After re-reading some of my recent posts, I am sorry for, or at least a little embarrassed about, writing the same piece three or four times. I am referring, of course, to the recent CanLit debacle, starring Steven Galloway in the Randle P. McMurphy role.  I had thought of deleting one or two, but each one emphasizes a certain aspect. .  . so. . . ah. . . I was surprised to see it, anyway. Each time I wrote, it seemed like the first time. This may be a sign of advancing age and a brain that sometimes seems as arthritic as my ghastly old knuckles. 

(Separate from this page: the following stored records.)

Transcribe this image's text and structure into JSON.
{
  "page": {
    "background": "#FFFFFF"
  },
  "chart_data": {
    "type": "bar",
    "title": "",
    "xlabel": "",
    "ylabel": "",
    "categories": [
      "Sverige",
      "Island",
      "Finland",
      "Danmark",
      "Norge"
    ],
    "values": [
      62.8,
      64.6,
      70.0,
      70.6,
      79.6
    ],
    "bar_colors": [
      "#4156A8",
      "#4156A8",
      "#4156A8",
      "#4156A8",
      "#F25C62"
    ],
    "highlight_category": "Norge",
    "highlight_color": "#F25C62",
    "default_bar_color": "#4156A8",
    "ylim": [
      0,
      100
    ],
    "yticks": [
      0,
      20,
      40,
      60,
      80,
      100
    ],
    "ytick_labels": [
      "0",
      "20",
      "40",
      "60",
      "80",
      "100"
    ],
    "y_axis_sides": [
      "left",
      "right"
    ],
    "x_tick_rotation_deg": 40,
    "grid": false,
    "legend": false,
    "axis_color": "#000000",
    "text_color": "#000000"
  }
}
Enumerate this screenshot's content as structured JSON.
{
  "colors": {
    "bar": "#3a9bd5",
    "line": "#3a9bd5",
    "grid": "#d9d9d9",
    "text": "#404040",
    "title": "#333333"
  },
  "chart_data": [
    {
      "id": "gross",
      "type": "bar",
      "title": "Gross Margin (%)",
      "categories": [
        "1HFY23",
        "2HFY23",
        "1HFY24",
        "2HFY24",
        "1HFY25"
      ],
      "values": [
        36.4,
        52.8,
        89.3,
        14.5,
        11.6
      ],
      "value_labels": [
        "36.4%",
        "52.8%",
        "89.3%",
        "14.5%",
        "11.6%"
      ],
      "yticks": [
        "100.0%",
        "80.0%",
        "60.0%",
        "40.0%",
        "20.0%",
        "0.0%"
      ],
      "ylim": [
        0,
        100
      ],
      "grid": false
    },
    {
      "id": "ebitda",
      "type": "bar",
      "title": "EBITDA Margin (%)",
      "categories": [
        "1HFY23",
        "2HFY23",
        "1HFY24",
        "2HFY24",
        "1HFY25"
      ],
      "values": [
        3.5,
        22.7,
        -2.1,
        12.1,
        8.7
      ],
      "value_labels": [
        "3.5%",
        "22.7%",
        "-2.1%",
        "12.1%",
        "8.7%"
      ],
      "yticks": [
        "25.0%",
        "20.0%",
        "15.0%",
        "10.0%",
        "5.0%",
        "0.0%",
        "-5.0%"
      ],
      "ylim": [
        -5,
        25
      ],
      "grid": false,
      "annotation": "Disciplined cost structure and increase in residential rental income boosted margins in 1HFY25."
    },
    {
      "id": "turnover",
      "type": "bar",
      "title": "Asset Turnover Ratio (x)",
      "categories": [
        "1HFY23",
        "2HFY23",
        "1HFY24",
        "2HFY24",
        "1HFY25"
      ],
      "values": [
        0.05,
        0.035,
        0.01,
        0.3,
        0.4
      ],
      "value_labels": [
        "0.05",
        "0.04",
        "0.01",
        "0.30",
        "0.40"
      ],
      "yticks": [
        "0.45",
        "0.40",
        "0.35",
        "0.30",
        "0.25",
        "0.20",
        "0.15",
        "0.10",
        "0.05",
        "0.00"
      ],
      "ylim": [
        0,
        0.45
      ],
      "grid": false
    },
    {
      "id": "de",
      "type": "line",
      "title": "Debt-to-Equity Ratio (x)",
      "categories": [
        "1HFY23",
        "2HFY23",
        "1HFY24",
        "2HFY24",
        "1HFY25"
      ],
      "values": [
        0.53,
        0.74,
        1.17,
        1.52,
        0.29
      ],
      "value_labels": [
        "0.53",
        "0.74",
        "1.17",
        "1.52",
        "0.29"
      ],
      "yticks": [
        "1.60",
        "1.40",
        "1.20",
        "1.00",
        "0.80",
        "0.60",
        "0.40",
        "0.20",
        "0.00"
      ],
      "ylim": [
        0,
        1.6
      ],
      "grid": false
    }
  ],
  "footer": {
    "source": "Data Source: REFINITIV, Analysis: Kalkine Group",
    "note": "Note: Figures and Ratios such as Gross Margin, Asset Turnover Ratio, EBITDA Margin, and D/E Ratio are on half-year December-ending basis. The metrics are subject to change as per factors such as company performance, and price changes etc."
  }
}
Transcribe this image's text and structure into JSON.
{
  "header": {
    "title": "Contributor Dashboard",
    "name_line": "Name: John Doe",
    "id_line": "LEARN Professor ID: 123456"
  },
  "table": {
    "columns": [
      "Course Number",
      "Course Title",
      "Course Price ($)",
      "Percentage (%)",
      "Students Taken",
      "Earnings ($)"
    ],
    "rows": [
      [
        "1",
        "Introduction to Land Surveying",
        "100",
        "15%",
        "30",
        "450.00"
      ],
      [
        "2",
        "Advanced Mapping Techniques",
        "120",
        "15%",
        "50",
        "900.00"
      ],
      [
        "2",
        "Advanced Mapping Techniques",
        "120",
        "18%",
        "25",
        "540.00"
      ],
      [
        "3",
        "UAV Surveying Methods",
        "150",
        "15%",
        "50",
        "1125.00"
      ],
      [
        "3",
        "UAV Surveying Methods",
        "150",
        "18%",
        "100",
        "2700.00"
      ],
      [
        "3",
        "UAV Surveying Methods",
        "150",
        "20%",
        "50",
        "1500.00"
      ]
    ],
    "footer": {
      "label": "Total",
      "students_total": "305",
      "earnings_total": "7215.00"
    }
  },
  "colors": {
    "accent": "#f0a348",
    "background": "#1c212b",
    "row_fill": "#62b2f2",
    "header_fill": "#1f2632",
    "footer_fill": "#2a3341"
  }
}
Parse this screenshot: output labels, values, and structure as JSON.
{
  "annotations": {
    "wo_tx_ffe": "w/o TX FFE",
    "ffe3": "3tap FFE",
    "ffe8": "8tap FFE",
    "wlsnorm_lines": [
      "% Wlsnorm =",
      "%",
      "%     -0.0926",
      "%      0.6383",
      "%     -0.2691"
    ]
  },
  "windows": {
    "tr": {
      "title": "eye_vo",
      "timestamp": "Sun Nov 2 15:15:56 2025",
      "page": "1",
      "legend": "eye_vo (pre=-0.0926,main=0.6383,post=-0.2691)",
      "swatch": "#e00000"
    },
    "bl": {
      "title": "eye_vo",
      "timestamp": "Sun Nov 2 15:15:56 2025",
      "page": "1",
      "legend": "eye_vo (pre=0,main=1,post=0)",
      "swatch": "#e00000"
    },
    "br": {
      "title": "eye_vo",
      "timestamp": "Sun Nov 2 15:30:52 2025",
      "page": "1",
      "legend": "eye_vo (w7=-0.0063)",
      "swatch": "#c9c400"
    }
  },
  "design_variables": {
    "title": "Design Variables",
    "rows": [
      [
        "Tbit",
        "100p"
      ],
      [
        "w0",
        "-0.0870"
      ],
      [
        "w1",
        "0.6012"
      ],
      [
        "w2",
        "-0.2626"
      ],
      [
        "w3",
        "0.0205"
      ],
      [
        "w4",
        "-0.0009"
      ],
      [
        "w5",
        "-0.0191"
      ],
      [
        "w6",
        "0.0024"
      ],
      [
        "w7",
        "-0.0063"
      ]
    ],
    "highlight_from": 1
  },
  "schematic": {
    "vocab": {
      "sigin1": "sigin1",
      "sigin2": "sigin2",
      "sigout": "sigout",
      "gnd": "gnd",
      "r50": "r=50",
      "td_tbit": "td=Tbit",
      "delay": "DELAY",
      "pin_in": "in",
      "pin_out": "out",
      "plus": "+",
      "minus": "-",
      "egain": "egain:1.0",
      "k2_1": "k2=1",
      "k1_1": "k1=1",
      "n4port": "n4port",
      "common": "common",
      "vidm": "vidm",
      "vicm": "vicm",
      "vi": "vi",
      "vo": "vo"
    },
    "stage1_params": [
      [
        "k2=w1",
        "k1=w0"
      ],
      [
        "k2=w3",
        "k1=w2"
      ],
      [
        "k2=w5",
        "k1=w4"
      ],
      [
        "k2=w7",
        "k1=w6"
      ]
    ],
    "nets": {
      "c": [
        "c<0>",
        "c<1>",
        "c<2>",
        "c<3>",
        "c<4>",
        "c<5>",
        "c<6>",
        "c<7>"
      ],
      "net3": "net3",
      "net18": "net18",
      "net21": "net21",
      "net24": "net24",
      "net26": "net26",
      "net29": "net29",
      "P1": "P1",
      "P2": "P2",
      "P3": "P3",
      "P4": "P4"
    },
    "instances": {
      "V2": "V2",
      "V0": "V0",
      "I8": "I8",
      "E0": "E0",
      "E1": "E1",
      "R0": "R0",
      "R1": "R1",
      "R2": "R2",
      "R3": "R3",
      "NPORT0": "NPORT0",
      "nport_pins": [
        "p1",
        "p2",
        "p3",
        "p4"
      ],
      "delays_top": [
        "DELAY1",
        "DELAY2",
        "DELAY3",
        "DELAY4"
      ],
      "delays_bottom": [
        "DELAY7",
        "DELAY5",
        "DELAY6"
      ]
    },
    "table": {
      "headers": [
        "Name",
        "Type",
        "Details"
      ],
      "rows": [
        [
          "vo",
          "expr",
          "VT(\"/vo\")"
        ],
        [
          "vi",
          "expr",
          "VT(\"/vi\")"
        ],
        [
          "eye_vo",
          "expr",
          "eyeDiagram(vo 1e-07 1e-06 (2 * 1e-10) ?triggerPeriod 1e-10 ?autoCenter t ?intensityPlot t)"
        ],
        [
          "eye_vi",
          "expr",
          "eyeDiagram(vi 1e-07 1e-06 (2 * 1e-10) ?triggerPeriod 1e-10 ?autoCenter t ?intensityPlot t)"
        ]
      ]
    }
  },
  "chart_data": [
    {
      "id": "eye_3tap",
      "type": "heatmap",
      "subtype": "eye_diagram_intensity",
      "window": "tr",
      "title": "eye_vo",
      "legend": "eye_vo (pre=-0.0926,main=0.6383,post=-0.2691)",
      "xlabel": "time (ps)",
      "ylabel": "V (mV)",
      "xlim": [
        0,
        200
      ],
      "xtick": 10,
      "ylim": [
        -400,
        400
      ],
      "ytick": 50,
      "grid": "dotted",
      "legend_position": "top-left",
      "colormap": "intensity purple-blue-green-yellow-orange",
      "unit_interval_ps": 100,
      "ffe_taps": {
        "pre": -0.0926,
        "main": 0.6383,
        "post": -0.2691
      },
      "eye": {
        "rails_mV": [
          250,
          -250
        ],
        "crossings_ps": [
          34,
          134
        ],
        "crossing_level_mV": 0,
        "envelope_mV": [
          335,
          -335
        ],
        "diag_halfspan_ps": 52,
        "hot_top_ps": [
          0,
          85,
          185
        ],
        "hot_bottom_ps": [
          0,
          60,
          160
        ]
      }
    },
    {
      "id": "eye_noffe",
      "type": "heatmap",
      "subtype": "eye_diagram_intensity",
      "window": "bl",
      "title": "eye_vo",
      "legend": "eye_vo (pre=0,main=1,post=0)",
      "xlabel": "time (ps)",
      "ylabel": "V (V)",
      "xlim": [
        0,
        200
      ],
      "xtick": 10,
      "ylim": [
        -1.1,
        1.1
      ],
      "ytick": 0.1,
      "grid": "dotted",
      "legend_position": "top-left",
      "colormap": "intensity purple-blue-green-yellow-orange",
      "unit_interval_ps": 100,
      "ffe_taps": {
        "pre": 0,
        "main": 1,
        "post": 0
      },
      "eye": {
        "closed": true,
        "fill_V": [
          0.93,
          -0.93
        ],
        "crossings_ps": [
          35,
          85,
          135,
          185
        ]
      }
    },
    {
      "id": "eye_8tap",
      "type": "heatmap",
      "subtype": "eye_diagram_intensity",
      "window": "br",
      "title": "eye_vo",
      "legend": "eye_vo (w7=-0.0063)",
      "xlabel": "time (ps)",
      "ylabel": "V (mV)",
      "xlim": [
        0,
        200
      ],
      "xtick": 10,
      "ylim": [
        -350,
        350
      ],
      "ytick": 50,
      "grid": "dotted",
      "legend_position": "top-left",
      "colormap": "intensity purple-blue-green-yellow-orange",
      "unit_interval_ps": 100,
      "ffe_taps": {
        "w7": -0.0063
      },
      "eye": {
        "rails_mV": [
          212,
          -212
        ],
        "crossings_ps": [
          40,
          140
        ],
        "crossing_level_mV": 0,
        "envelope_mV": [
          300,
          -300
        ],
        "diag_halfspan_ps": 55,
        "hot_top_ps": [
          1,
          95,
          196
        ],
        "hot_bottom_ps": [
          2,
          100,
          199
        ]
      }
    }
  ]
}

Once I've written and posted things, I try to forget about them. I know that is not the best attitude, but it is my personal antidote to the feverish "OMG-I'm-not-getting-enough-views/likes/hits/kisses/love" that seems to be a requirement of bloggitude and the internet-verse in general. Lately I have been trying assiduously NOT (t-t-t-t-t-tttt) to check my blog views, simply because a few weeks ago they shot up by several hundred per post for no reason I could ascertain. Certainly I wasn't writing any better. Most of the views were for the kind of silly video I like to post, both to lighten things up and because I really do think they're cool. But some were for actual pieces of writing that I did. I was not used to this and almost panicked. Wait a minute! Is somebody trying to read my stuff?





I've never had what could be called a "readership", though at one point I was as anxious as anyone else who writes and tries to publish.  I'm of the opinion now that I should write whatever the hell suits, pleases and is personally therapeutic for ME and just put it out there. One person may read it, or none. My new YouTube enterprise is even more shocking: the only reason I get one view is that there is no "zero" setting, but was it ever any different? ("Those whose names were never called/When choosing sides for basketball" - Janis Ian, "At Seventeen").

At any rate, I don't want to write about CanLit any more, don't want to see people tearing into each other in public from the anonymous safety of their phone. Used to be, if you hated someone or were furious with them, you found a piece of paper, stuck it in your typewriter (or found a pen), spilled out your enraged thoughts in the letter, then folded it, addressed it, found a stamp (if you could find one - hell, I could never find a PEN!), then went outside (outside! THAT place), and started walking (!) to the mail box.





While it was true you couldn't take it back once it went thunk into the mailbox, that stroll might give you time to think better of it. Writers and people in general were usually advised to leave such a letter overnight, sleep on it. 

Whoever the hell sleeps on ANYTHING any more? And we all weigh 300 pounds and are more neurotic about power and popularity than ever.